ANAHEIM, Calif. — While the Los Angeles Angels mobbed Chris Iannetta to celebrate his game-ending hit, the Seattle Mariners walked off the field on a path that's become awfully familiar this season.
Iannetta drove in Kole Calhoun with a two-out hit in the 11th inning off rookie Bobby LaFromboise, and the Angels rallied past the Mariners 3-2 Friday night for their eighth victory in 10 games.
Nick Franklin had three hits for the Mariners, who have lost 10 of 12 to fall 20 games below .500 for the first time this season.
Despite numerous opportunities to finish off the Angels with one big hit or even steady fielding, Seattle lost in walk-off fashion for the 13th time this season, tying the 2011 club record.
"We were one hit away quite a bit, and that's been an issue for us," Seattle manager Eric Wedge said. "You can look at Anaheim's veterans, but this is just where we're at in the process."
After Matt Shoemaker shut out the Mariners on two hits for five innings in his major league debut, Michael Saunders opened the scoring with a two-run single in the seventh for Seattle. Andrew Romine answered with a two-run single for Los Angeles later in the inning.
Erasmo Ramirez matched each of Shoemaker's zeros, twice stranding runners on third base and inducing two key double-play grounders while pitching six-hit ball into the seventh inning.
He only got into trouble after Kyle Seager's throwing error started Los Angeles' tying rally in the seventh. Shortly after Ramirez left with tightness in his groin, Romine delivered a solid two-out single off Chance Ruffin to tie it.
"I threw it away," Seager said. "That's pretty much the extent of it. I fielded it cleanly, gripped the ball and did the normal footwork, but it just took off on me. If the play gets made there, they don't score those two runs, and we'd be done a long time ago."

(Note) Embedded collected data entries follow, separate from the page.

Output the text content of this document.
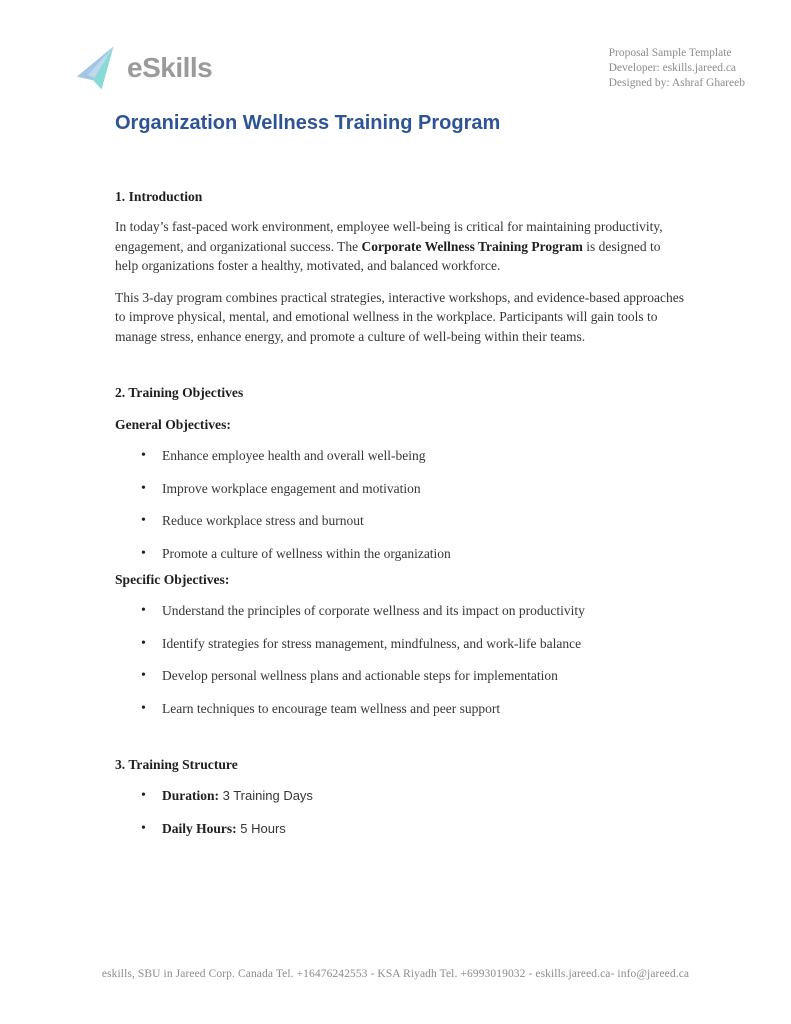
eSkills	Proposal Sample Template
Developer: eskills.jareed.ca
Designed by: Ashraf Ghareeb
Organization Wellness Training Program
1. Introduction

In today’s fast-paced work environment, employee well-being is critical for maintaining productivity, engagement, and organizational success. The Corporate Wellness Training Program is designed to help organizations foster a healthy, motivated, and balanced workforce.

This 3-day program combines practical strategies, interactive workshops, and evidence-based approaches to improve physical, mental, and emotional wellness in the workplace. Participants will gain tools to manage stress, enhance energy, and promote a culture of well-being within their teams.

2. Training Objectives
General Objectives:
• Enhance employee health and overall well-being
• Improve workplace engagement and motivation
• Reduce workplace stress and burnout
• Promote a culture of wellness within the organization
Specific Objectives:
• Understand the principles of corporate wellness and its impact on productivity
• Identify strategies for stress management, mindfulness, and work-life balance
• Develop personal wellness plans and actionable steps for implementation
• Learn techniques to encourage team wellness and peer support
3. Training Structure
• Duration: 3 Training Days
• Daily Hours: 5 Hours
eskills, SBU in Jareed Corp. Canada Tel. +16476242553 - KSA Riyadh Tel. +6993019032 - eskills.jareed.ca- info@jareed.ca
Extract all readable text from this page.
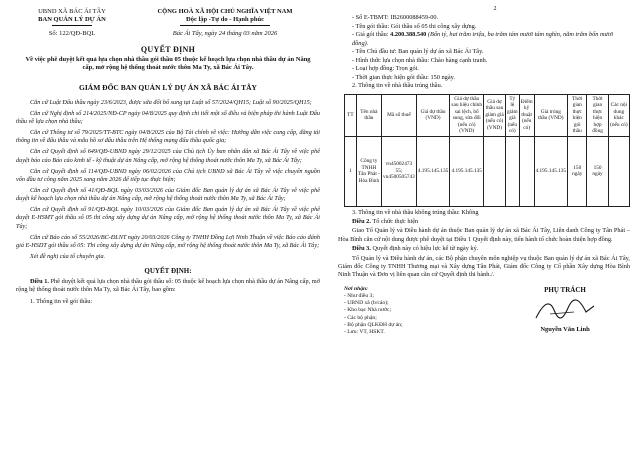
UBND XÃ BÁC ÁI TÂY
BAN QUẢN LÝ DỰ ÁN
CỘNG HOÀ XÃ HỘI CHỦ NGHĨA VIỆT NAM
Độc lập -Tự do - Hạnh phúc
Số: 122/QĐ-BQL	Bác Ái Tây, ngày 24 tháng 03 năm 2026
QUYẾT ĐỊNH
Về việc phê duyệt kết quả lựa chọn nhà thầu gói thầu 05 thuộc kế hoạch lựa chọn nhà thầu dự án Nâng cấp, mở rộng hệ thống thoát nước thôn Ma Ty, xã Bác Ái Tây.
GIÁM ĐỐC BAN QUẢN LÝ DỰ ÁN XÃ BÁC ÁI TÂY
Căn cứ Luật Đấu thầu ngày 23/6/2023, được sửa đổi bổ sung tại Luật số 57/2024/QH15; Luật số 90/2025/QH15;
Căn cứ Nghị định số 214/2025/NĐ-CP ngày 04/8/2025 quy định chi tiết một số điều và biện pháp thi hành Luật Đấu thầu về lựa chọn nhà thầu;
Căn cứ Thông tư số 79/2025/TT-BTC ngày 04/8/2025 của Bộ Tài chính về việc: Hướng dẫn việc cung cấp, đăng tải thông tin về đấu thầu và mẫu hồ sơ đấu thầu trên Hệ thống mạng đấu thầu quốc gia;
Căn cứ Quyết định số 649/QĐ-UBND ngày 29/12/2025 của Chủ tịch Ủy ban nhân dân xã Bác Ái Tây về việc phê duyệt báo cáo Báo cáo kinh tế - kỹ thuật dự án Nâng cấp, mở rộng hệ thống thoát nước thôn Ma Ty, xã Bác Ái Tây;
Căn cứ Quyết định số 114/QĐ-UBND ngày 06/02/2026 của Chủ tịch UBND xã Bác Ái Tây về việc chuyển nguồn vốn đầu tư công năm 2025 sang năm 2026 để tiếp tục thực hiện;
Căn cứ Quyết định số 41/QĐ-BQL ngày 03/03/2026 của Giám đốc Ban quản lý dự án xã Bác Ái Tây về việc phê duyệt kế hoạch lựa chọn nhà thầu dự án Nâng cấp, mở rộng hệ thống thoát nước thôn Ma Ty, xã Bác Ái Tây;
Căn cứ Quyết định số 91/QĐ-BQL ngày 10/03/2026 của Giám đốc Ban quản lý dự án xã Bác Ái Tây về việc phê duyệt E-HSMT gói thầu số 05 thi công xây dựng dự án Nâng cấp, mở rộng hệ thống thoát nước thôn Ma Ty, xã Bác Ái Tây;
Căn cứ Báo cáo số 55/2026/BC-ĐLNT ngày 20/03/2026 Công ty TNHH Đồng Lợi Ninh Thuận về việc Báo cáo đánh giá E-HSDT gói thầu số 05: Thi công xây dựng dự án Nâng cấp, mở rộng hệ thống thoát nước thôn Ma Ty, xã Bác Ái Tây;
Xét đề nghị của tổ chuyên gia.
QUYẾT ĐỊNH:
Điều 1. Phê duyệt kết quả lựa chọn nhà thầu gói thầu số: 05 thuộc kế hoạch lựa chọn nhà thầu dự án Nâng cấp, mở rộng hệ thống thoát nước thôn Ma Ty, xã Bác Ái Tây, bao gồm:
1. Thông tin về gói thầu:
2
- Số E-TBMT: IB2600088459-00.
- Tên gói thầu: Gói thầu số 05 thi công xây dựng.
- Giá gói thầu: 4.200.388.540 (Bốn tỷ, hai trăm triệu, ba trăm tám mươi tám nghìn, năm trăm bốn mươi đồng).
- Tên Chủ đầu tư: Ban quản lý dự án xã Bác Ái Tây.
- Hình thức lựa chọn nhà thầu: Chào hàng cạnh tranh.
- Loại hợp đồng: Trọn gói.
- Thời gian thực hiện gói thầu: 150 ngày.
2. Thông tin về nhà thầu trúng thầu.
TT	Tên nhà thầu	Mã số thuế	Giá dự thầu (VND)	Giá dự thầu sau hiệu chỉnh sai lệch, bổ sung, sửa đổi (nếu có) (VND)	Giá dự thầu sau giảm giá (nếu có) (VND)	Tỷ lệ giảm giá (nếu có)	Điểm kỹ thuật (nếu có)	Giá trúng thầu (VND)	Thời gian thực hiện gói thầu	Thời gian thực hiện hợp đồng	Các nội dung khác (nếu có)
1	Công ty TNHH Tân Phát - Hòa Bình	vn45002473 55; vn4500505743	4.195.145.135	4.195.145.135				4.195.145.135	150 ngày	150 ngày	
3. Thông tin về nhà thầu không trúng thầu: Không
Điều 2. Tổ chức thực hiện
Giao Tổ Quản lý và Điều hành dự án thuộc Ban quản lý dự án xã Bác Ái Tây, Liên danh Công ty Tân Phát – Hòa Bình căn cứ nội dung được phê duyệt tại Điều 1 Quyết định này, tiến hành tổ chức hoàn thiện hợp đồng.
Điều 3. Quyết định này có hiệu lực kể từ ngày ký.
Tổ Quản lý và Điều hành dự án, các Bộ phận chuyên môn nghiệp vụ thuộc Ban quản lý dự án xã Bác Ái Tây, Giám đốc Công ty TNHH Thương mại và Xây dựng Tân Phát, Giám đốc Công ty Cổ phần Xây dựng Hòa Bình Ninh Thuận và Đơn vị liên quan căn cứ Quyết định thi hành./.
Nơi nhận:
- Như điều 3;
- UBND xã (b/cáo);
- Kho bạc Nhà nước;
- Các bộ phận;
- Bộ phận QLKĐH dự án;
- Lưu: VT, HSKT.
PHỤ TRÁCH
Nguyễn Văn Linh
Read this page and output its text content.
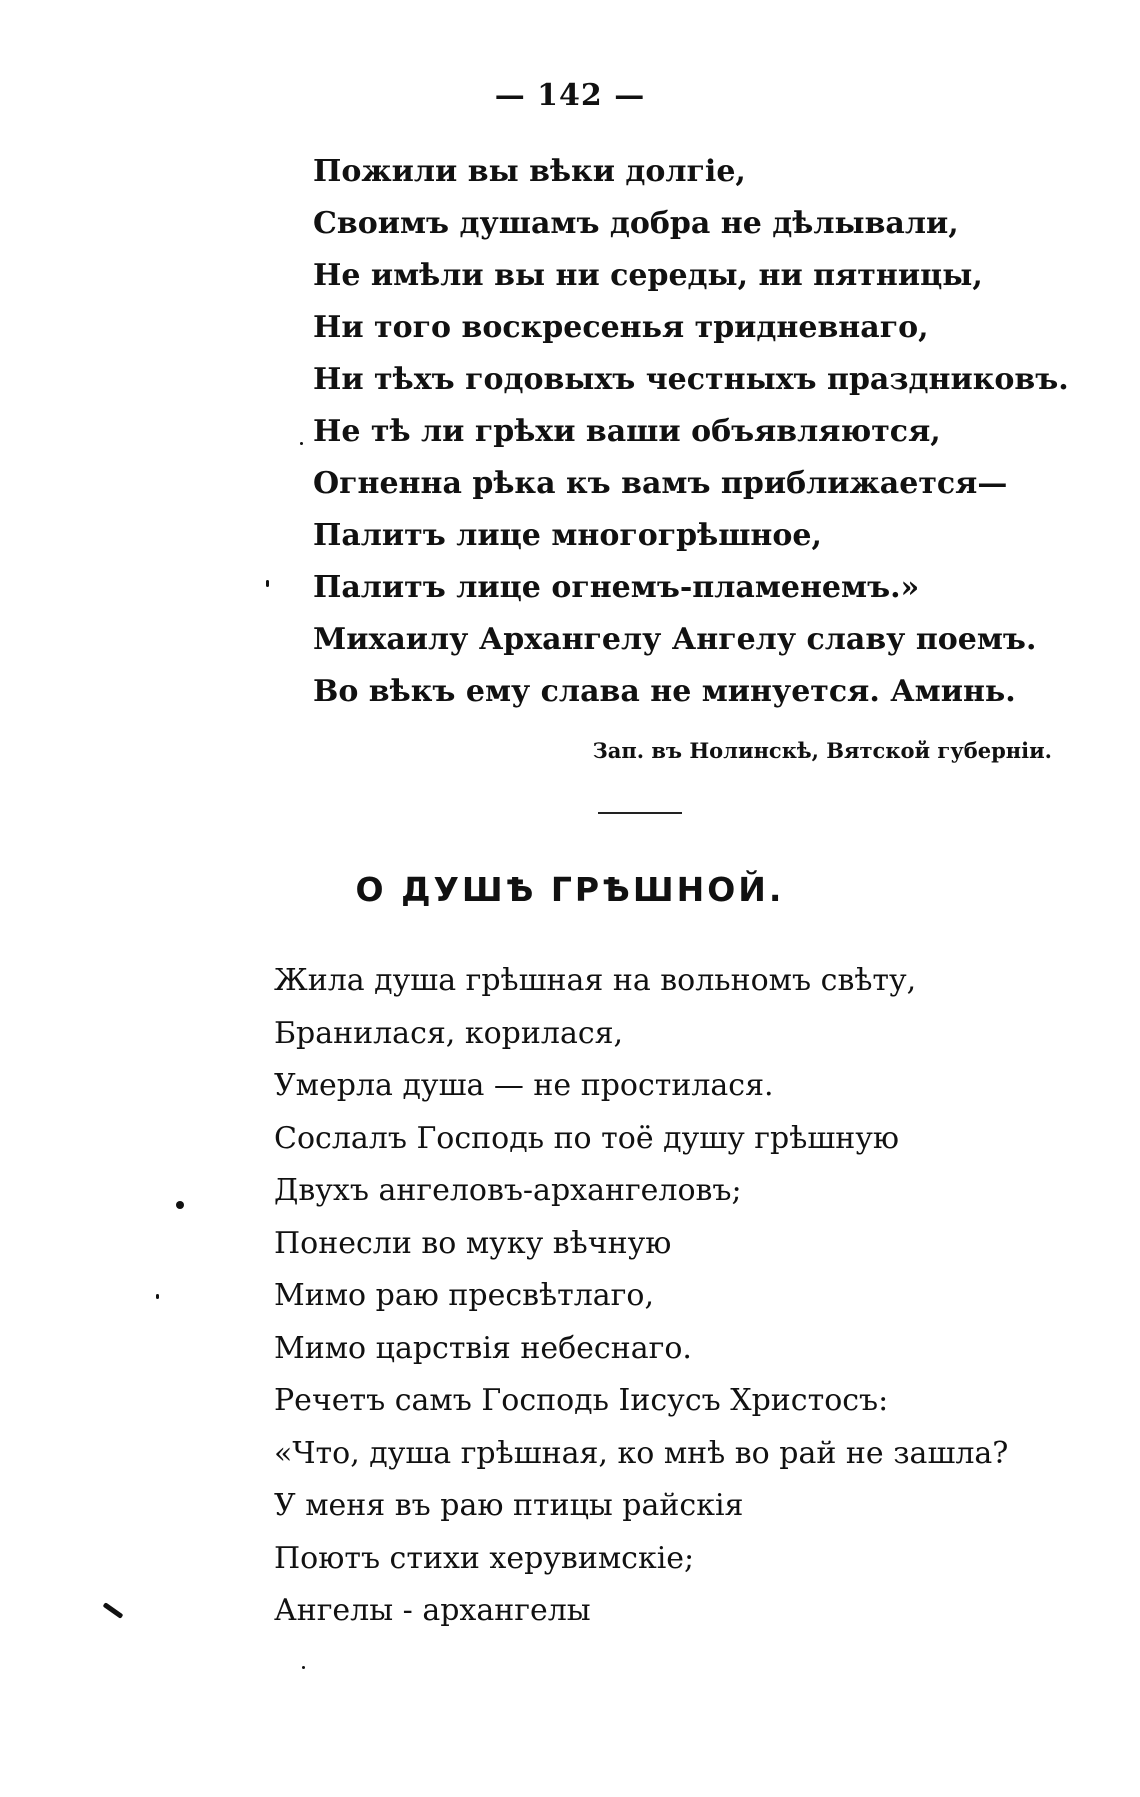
— 142 —
Пожили вы вѣки долгіе,
Своимъ душамъ добра не дѣлывали,
Не имѣли вы ни середы, ни пятницы,
Ни того воскресенья тридневнаго,
Ни тѣхъ годовыхъ честныхъ праздниковъ.
Не тѣ ли грѣхи ваши объявляются,
Огненна рѣка къ вамъ приближается—
Палитъ лице многогрѣшное,
Палитъ лице огнемъ-пламенемъ.»
Михаилу Архангелу Ангелу славу поемъ.
Во вѣкъ ему слава не минуется. Аминь.
Зап. въ Нолинскѣ, Вятской губерніи.
О ДУШѢ ГРѢШНОЙ.
Жила душа грѣшная на вольномъ свѣту,
Бранилася, корилася,
Умерла душа — не простилася.
Сослалъ Господь по тоё душу грѣшную
Двухъ ангеловъ-архангеловъ;
Понесли во муку вѣчную
Мимо раю пресвѣтлаго,
Мимо царствія небеснаго.
Речетъ самъ Господь Іисусъ Христосъ:
«Что, душа грѣшная, ко мнѣ во рай не зашла?
У меня въ раю птицы райскія
Поютъ стихи херувимскіе;
Ангелы - архангелы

The Angels came back from a late two-run deficit and several missed opportunities to win the opener of their final homestand. Los Angeles has won 20 of 27 to move within three games of .500, even avoiding mathematical elimination from the playoff race for one more day.
"We're still working hard and trying to win some games at the end of the season," Iannetta said.
After Calhoun's one-out hit off LaFromboise (0-1), Seattle's sixth pitcher, Iannetta put a long single off the wall in deepest left-center. Calhoun slid home to give Iannetta his fifth career game-ending hit.
"He put a slider right over the plate, and I got a fortunate bounce (off the wall) to keep it in the yard," Iannetta said.
Cory Rasmus (1-1) pitched the 11th to earn his first major league victory.
Shoemaker, who turns 27 next week, made an impressive debut at Angel Stadium after a six-year minor league career.
The right-hander, who went 11-13 for Triple-A Salt Lake this season, got his big-league break on Thursday when Jered Weaver was scratched from his scheduled start with tightness in his right forearm. A few quick phone calls got his parents and wife into town in time for his debut, and he didn't disappoint.
"It was surreal, to say the least," Shoemaker said. "It's something you dream about your whole life, and then you finally have it. It was more fun than anything. If I wasn't nervous, I think there would be something wrong with me."
Seattle rallied in the seventh against Angels reliever Michael Kohn, whose step-slow coverage of first base on a two-out grounder allowed Dustin Ackley to beat it out. Saunders then delivered a single to center with the bases loaded.
The Angels stranded two runners in the eighth and again in the 10th. The Mariners intentionally walked Mike Trout in both innings to pitch to Josh Hamilton, who couldn't connect in either opportunity.
NOTES: Ramirez will be re-evaluated Saturday. ... Hamilton homered off Ramirez in the pitcher's major league debut early last season. ... Seager's Mariners-record streak of 106 consecutive starts at third base ended with the veteran sitting in favor of youngster Carlos Triunfel. Seager struck out as a pinch-hitter with two runners on in the seventh, and made a bad throw on Trumbo's grounder in the bottom half of the inning.